Rafael Martins

Personal information
- Full name: Rafael Martins Claro dos Santos
- Date of birth: 29 November 1991 (age 33)
- Place of birth: Pariquera-Açu, Brazil
- Height: 1.90 m (6 ft 3 in)
- Position(s): Goalkeeper

Team information
- Current team: Marcílio Dias
- Number: 28

Youth career
- 2007–2011: Coritiba

Senior career*
- Years: Team / Apps / (Gls)
- 2011–2020: Coritiba / 8 / (0)
- 2016: → Sampaio Corrêa (loan) / 0 / (0)
- 2020–2021: Brasil de Pelotas / 41 / (0)
- 2021: → Guarani (loan) / 28 / (0)
- 2022: Guarani / 3 / (0)
- 2022–2023: Al-Sahel / 34 / (0)
- 2023–2024: Al-Kholood / 33 / (0)
- 2024–2025: Al-Jubail / 32 / (0)
- 2025–: Marcílio Dias / 0 / (0)

= Rafael Martins (footballer, born 1991) =

Brazilian footballer

Rafael Martins Claro dos Santos (born 29 November 1991), known as Rafael Martins, is a Brazilian professional footballer who plays as a goalkeeper for Brazilian club Marcílio Dias.
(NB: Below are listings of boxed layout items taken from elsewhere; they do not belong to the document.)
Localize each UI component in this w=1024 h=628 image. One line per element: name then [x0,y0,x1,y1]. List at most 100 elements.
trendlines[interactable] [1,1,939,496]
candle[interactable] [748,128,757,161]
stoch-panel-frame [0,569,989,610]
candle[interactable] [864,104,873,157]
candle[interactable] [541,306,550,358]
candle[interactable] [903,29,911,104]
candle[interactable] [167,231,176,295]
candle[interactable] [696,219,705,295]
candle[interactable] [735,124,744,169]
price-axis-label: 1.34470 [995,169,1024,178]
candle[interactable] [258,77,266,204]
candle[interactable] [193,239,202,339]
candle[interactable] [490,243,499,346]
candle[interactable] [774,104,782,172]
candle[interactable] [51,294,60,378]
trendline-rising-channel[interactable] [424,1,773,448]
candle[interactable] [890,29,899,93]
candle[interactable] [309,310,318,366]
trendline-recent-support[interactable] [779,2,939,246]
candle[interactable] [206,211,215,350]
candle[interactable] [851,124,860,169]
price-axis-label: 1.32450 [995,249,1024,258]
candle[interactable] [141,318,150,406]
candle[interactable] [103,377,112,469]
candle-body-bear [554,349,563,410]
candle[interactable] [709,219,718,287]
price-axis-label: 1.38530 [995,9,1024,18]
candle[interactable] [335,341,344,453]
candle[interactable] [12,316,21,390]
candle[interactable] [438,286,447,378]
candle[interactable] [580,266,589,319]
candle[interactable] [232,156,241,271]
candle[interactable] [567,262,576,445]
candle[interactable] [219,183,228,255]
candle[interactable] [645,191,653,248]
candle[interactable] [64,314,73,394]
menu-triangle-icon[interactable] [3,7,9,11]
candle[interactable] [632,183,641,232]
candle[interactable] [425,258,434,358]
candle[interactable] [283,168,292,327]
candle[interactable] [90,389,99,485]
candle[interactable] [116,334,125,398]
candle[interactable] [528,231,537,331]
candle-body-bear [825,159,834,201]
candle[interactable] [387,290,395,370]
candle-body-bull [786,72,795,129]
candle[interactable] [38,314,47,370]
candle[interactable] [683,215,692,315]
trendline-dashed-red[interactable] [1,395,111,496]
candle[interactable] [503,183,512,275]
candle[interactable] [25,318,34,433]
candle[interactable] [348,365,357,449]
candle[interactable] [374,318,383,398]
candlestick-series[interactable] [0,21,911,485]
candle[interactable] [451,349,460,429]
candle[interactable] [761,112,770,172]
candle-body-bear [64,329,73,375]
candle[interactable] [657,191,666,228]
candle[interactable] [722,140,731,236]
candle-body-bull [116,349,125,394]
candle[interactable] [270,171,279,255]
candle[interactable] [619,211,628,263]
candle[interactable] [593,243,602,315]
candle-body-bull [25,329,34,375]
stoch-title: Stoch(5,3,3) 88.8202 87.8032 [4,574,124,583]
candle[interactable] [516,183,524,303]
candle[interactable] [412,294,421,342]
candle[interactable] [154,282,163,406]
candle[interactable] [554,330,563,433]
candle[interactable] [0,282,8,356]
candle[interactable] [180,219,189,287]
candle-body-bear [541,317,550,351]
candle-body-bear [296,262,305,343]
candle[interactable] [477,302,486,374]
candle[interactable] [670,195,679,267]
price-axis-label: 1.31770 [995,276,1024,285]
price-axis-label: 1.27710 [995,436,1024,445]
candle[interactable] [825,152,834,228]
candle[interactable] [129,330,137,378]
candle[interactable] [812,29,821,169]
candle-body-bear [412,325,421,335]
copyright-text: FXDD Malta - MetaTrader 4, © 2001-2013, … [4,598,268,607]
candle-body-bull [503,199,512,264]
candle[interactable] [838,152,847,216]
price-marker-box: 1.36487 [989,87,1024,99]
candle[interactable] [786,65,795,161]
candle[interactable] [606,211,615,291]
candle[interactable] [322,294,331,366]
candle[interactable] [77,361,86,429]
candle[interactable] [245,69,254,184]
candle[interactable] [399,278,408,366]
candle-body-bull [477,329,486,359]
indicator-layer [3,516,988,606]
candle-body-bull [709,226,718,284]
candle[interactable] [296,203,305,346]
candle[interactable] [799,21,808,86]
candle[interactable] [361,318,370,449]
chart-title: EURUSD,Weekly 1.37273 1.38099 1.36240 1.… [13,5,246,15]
He spent two months on loan with Sampaio Corrêa in 2016, prior to his Coritiba debut, but was substitute goalkeeper in all 12 games.

On 16 August 2022, Martins joined Saudi Arabian club Al-Sahel. On 16 June 2023, Martins joined Al-Kholood. On 3 August 2024, Martins joined Al-Jubail.